In an editorial in today's New York Times, Cory Doctorow enthuses about our grand new age of do-it-yourself digital electronics:
Plastic created the age of whimsical forms. Suddenly a radio could look like a moo cow. A chair could look like an egg. Toy ray guns could bulge and swoop. The exuberant designers of the golden age of plastic explored all the wacky, nonfunctional, decorative shapes that household objects could take.
Now that same plasticity is coming to microcontrollers, the computer chips that act as brains for the chirping, dancing, listening and seeing devices that line our knickknack shelves and dashboards and fill our pockets. The proliferation of cheap and cheerful programmable chips promises a new age of "whimsical logic," chips that power devices whose functions are as delightfully impractical as their forms, the sort of thing you find in a stocking but keep on your desk forever. [...]
Application-specific chips could do just one thing. New programmable chips, called field programmable gate arrays, can do anything you dream up. What's more, programmable arrays can be whipped up in tiny batches for just a few dollars.

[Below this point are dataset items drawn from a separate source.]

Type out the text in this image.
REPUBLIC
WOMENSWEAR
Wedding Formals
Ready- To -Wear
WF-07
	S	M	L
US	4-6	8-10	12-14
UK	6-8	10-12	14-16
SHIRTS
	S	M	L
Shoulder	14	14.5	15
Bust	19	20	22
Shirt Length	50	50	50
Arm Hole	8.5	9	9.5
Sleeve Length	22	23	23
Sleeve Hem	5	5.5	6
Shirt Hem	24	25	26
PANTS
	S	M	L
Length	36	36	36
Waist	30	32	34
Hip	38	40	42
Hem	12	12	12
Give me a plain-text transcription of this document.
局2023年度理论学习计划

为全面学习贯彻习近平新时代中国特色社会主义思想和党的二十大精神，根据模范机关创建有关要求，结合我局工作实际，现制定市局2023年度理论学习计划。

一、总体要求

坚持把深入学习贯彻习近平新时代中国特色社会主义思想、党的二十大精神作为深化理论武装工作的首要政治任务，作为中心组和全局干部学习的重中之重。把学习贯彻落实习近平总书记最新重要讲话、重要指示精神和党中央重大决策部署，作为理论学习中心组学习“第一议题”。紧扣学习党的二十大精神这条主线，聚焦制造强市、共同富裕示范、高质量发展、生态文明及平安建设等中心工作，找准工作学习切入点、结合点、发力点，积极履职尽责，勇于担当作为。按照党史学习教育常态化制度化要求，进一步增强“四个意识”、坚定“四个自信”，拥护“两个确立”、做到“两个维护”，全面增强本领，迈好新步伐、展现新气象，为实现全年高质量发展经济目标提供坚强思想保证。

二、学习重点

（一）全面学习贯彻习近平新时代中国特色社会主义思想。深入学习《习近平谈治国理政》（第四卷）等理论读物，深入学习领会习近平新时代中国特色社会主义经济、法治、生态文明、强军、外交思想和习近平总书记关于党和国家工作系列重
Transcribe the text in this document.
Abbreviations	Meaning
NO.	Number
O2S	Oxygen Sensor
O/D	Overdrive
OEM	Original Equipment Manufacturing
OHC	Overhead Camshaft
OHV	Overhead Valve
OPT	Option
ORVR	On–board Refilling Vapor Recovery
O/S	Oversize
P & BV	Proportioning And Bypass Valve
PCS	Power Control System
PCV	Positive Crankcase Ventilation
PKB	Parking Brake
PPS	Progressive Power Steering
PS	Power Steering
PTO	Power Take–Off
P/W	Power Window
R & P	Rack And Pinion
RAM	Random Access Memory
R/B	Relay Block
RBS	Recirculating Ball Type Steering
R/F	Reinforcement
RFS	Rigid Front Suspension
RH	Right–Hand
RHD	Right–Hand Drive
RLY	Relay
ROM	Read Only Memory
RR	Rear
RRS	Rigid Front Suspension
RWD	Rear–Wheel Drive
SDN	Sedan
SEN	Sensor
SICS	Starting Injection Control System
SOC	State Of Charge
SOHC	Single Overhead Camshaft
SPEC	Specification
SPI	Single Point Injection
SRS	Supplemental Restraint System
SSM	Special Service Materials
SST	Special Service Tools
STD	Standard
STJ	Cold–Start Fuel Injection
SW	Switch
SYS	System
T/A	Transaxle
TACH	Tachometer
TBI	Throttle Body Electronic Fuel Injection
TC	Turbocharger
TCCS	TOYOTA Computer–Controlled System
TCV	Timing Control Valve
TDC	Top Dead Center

Link: Flights of Fancy on Flexible Chips (NYT)
via Boing Boing: Cory's programmable logic editorial in today's NYT.
Um, Cory, FPGA's have been around for decades (or at least I remember using them when I was an undergrad 15 years go).
Okay, maybe there is some interesting work going on in this area (Neil Gershenfeld's work in particular), but shouldn't this kind of cheerleading/fluff piece be reserved for Wired?